Как всегда в, казалось бы, непоправимых грубых ошибках молодости, она же, наша молодость, служит нам единственным, но счастливо-убедительным оправданием. Видимо, и на сей раз молодость еще не умела в негромком услышать важное, в малозаметном — увидеть истину. Ильф был старше меня лет на пять-шесть, он был уже зрелым, его душа уже была в движении…

Прошли, однако, и мои дополнительные пять-шесть лет, может быть, даже меньший срок, — и вот — дивное дело, — отыскивая и сочетая слова, фразы и строчки, прислушиваясь к их звукам и смыслу, к ритмам пауз, означенных запятой или точкой, я то и дело слышал среди интонаций, идущих из каких-то светлых запасов памяти, музыку речи, радостно узнавал знакомые созвучия — и я сразу же поверил им и подчинился.

Вероятно, это справедливо. Вероятно, так и должны говорить друг с другом поэты… Но не довольно ли признаний? «Никакое железо не может войти в человеческое сердце так леденяще, как точка, поставленная вовремя».

2. О назначении поэта

Все чаще хочется мне послать земляку письмо, в котором говорилось бы об ожидании: о страстном ожидании удачи в новых предстоящих ему вещах — о новом мире. В этом звучит, должно быть, не только голос одной души, но голос всех вступивших в круговую поруку: мы, многолетние, ответственны перед эпохой все в равной степени.

«В эпоху быстрых темпов писатель должен думать медленно».

Не однажды Олеша подтвердил верность этому своему афоризму.

Душа поэта пуглива и капризна. Нелегко поэту вступать в беседу, не всякая встреча ему по душе. Но, по-видимому, мне при встречах с Юрием Карловичем везет. А может быть, неспроста эти встречи, всегда интересные и искренние. И вот опять он доверяет мне свою постоянную, долгую и любимую думу. Это рассказ о том, что хотел бы Олеша написать.

Я знаю это. Давно знаю. Но и спустя годы мне снова интересно слышать этот рассказ.

Это повесть о жизни и смерти. Я слышал ее, когда серый, седой и как бы нечесаный, но все с тем же взглядом, блеснувшим из-под бровей, Олеша был все-таки моложе. Но почему же он не умер? Ведь он мог умереть. Он умирал, был обречен. Рассказ начинается с того, что он вспоминает, как ему делают очень опасную хирургическую операцию. Отощавшее тело взрезано, раскрыто. Хирург в белом халате, склоняется над вскрытой брюшиной. Там все ало или лилово…

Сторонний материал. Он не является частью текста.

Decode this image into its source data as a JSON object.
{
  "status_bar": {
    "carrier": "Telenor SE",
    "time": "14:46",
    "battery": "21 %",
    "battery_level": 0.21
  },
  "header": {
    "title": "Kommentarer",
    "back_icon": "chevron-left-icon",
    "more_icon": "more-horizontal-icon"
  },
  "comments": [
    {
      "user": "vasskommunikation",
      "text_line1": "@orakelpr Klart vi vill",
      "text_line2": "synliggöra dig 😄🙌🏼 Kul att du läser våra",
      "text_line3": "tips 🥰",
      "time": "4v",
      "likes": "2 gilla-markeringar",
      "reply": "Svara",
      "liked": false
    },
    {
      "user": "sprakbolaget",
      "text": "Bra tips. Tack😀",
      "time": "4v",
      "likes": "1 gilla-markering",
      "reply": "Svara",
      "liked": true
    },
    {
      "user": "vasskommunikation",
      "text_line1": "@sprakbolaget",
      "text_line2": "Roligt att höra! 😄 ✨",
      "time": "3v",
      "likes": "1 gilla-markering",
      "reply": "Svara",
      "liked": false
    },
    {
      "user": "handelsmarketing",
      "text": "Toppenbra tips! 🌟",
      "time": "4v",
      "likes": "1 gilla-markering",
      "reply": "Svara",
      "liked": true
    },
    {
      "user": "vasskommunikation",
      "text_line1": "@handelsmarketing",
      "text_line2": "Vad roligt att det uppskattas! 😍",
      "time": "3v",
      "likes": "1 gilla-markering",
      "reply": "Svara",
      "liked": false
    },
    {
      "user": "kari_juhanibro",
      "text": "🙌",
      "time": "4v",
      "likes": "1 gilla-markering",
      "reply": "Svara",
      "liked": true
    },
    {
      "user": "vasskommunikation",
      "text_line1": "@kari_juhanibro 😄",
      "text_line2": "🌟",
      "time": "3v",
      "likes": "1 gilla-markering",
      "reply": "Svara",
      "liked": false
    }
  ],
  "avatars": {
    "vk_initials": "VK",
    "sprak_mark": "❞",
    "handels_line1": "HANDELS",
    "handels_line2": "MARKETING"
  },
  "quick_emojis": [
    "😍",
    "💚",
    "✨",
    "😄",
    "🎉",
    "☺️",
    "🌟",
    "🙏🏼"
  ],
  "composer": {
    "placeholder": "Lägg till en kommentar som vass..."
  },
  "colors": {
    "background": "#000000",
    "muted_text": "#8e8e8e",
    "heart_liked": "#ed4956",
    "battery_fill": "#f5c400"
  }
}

— Рассказ должен быть совершенно точен, — утверждает Юрий Карлович. — С точным сообщением фактов, имен и последствий. Теперь известно, что я легко мог умереть. Но я остался жить — зачем? Что увидел хирург, вскрывший мое тело, что он увидел во мне? Лицо врача строго, внимательно, важно. И удивительней всего, что глаза розовые. Да, розовые глаза! Я вижу это лицо, и мне становится ясно: этот человек имеет задачу спасти меня. Но зачем?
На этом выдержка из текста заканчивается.